Just as Cardinal Campeggio approaches, Pope Paul III's chair is pushed in two times, and the servant departs in different directions.
Scene involving a sniper using a spring-loaded flintlock rifle, which wasn't available until the mid 17th century in England (over a hundred years from the point in the scene). The whole concept of sniping requires a reasonably accurate shot, which the muskets of the 16th century were not (i.e. needed the firer to prime the pan and light it, making fine aim an impossibility).
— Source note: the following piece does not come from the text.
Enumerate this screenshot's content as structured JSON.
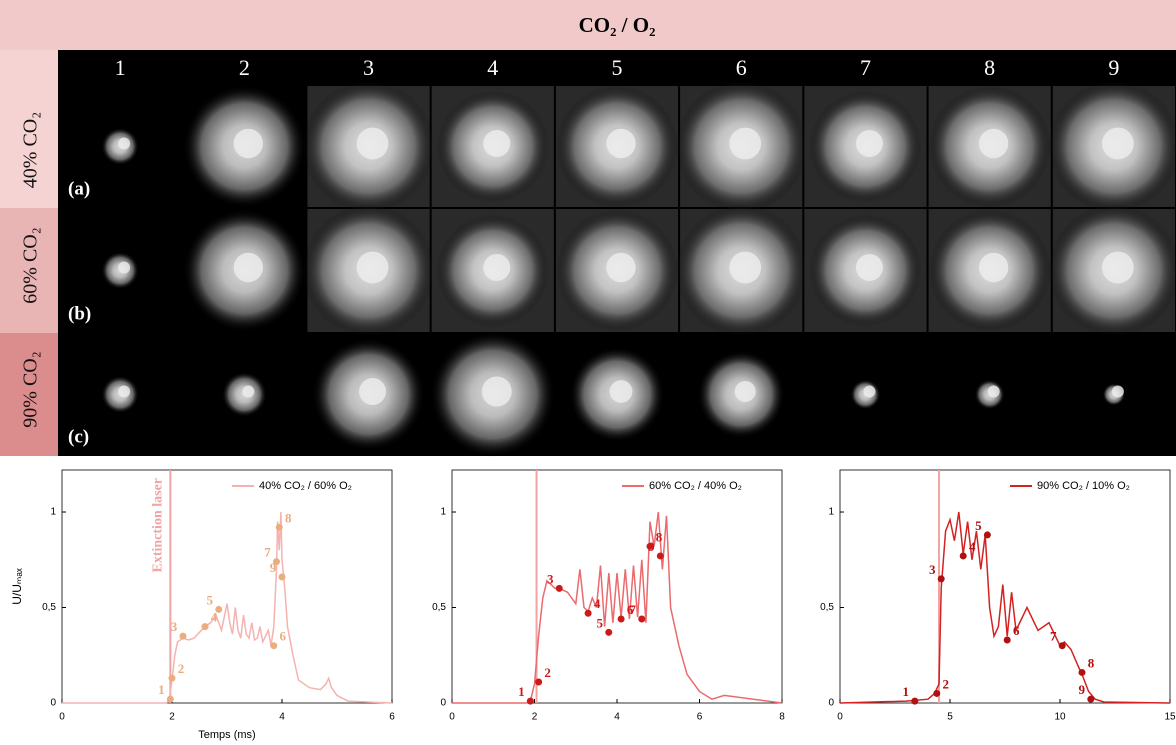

The episode covers the wedding of Henry and Anne Boleyn and her coronation in 1533. An aerial view of the current St. Peter's Basilica in Rome is shown during the episode, but the design for the current design for the building by Michelangelo did not begin until 1547. The dome was completed in 1590, and the final structure as seen wasn't completed until 1626. It is an interesting anachronism since a major part of the Protestant Reformation was fueled by the Roman Catholic Church's selling of indulgences in order to build St. Peter's, but it had not actually been built yet during this stage of the English Reformation.
Pope Paul III (Alessandro Farnese) speaks of the Jesuits (Society of Jesus), an order founded by the Basque Spaniard Ignatius de Loyola, but this was not done until Saturday the 15 August 1534 (O.S.) at Montmartre in Paris by him and his six companions, then not officially recognised by Paul III until Monday, 27 September 1540 (O.S.). Yet this is clearly set within 1533, as the Princess Elizabeth had not yet been born at the time of that scene, with Ann Boleyn still pregnant at the time - she was not delivered until Sunday the Seventh of September, 1533.
There is a citywide fireworks display that Lady Ann and her sister are watching. Fireworks were not used in large displays until the reign of Queen Elizabeth, about a hundred years later.